Juliana Luecking is an American musician, spoken-word artist and video maker. QueenJuliana is her YouTube channel where People Are a Trip, a series filmed in public places in New York City, is featured. Luecking's videos were instrumental in Picture New York's 2007 fight to protect the rights of NYC artists to shoot video and take pictures free of police harassment.

Punk rocker Kathleen Hanna described Luecking as a mentor and instrumental to her development as a feminist. Luecking's name appears in the lyrics of the Le Tigre song "Hot Topic". Her friendship with Kathleen Hanna is an inspiration for the Bikini Kill song, “Rebel Girl”, first released on Kill Rock Stars Records in 1993. Luecking performed in Washington, DC for the March on Washington for Lesbian, Gay and Bi Equal Rights and Liberation.

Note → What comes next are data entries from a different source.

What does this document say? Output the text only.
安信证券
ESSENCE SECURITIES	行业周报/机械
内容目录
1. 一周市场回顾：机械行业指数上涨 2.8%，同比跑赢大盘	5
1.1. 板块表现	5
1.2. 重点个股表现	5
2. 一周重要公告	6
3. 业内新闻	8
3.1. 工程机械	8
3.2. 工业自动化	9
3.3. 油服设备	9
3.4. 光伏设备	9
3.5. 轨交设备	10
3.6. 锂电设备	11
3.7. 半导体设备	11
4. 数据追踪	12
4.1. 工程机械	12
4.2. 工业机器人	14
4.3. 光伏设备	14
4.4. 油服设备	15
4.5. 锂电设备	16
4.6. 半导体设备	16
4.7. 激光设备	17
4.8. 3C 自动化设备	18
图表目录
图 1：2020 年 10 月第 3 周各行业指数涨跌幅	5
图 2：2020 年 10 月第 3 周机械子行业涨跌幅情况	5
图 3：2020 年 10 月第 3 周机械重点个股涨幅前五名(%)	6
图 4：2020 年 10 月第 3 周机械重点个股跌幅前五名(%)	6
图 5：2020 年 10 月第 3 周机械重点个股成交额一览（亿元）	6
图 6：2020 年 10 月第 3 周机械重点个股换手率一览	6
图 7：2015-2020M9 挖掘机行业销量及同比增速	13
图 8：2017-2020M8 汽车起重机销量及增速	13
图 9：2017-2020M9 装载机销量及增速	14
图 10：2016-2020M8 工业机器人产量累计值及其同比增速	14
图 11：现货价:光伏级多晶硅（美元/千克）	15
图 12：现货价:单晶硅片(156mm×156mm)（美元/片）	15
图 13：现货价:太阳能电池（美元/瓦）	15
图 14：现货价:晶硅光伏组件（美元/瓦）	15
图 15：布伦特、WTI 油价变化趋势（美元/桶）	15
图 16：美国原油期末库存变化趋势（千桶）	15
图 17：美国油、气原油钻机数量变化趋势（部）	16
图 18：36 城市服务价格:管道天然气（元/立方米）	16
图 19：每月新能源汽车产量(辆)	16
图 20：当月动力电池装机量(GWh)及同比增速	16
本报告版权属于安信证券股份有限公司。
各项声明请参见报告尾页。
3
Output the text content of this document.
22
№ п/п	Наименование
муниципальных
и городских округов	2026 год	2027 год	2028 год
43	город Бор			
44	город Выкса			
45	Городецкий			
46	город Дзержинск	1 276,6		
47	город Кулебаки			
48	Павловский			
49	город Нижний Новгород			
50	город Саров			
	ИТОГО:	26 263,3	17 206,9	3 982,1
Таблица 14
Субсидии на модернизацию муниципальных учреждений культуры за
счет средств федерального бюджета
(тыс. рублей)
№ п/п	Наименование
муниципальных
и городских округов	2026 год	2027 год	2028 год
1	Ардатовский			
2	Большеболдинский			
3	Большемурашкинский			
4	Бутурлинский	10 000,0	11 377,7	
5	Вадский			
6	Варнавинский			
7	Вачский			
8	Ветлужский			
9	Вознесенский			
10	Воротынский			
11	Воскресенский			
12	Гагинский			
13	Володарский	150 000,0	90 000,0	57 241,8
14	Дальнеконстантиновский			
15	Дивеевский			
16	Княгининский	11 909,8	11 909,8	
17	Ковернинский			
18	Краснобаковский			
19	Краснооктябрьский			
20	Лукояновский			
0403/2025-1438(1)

Luecking was one of the founders of SWIM, a "radical discussion forum" which disrupted the College Music Journal convention to protest against a sexist display by Sony. She has records on the Kill Rock Stars label and Simple Machines Records, and is a guest artist on recordings by the bands Holy Rollers, Tribe 8, Semiautomatic, and Le Tigre. She has appeared with Pansy Division.

Luecking has spoken about valuing a direct relationship with her audience at live performances.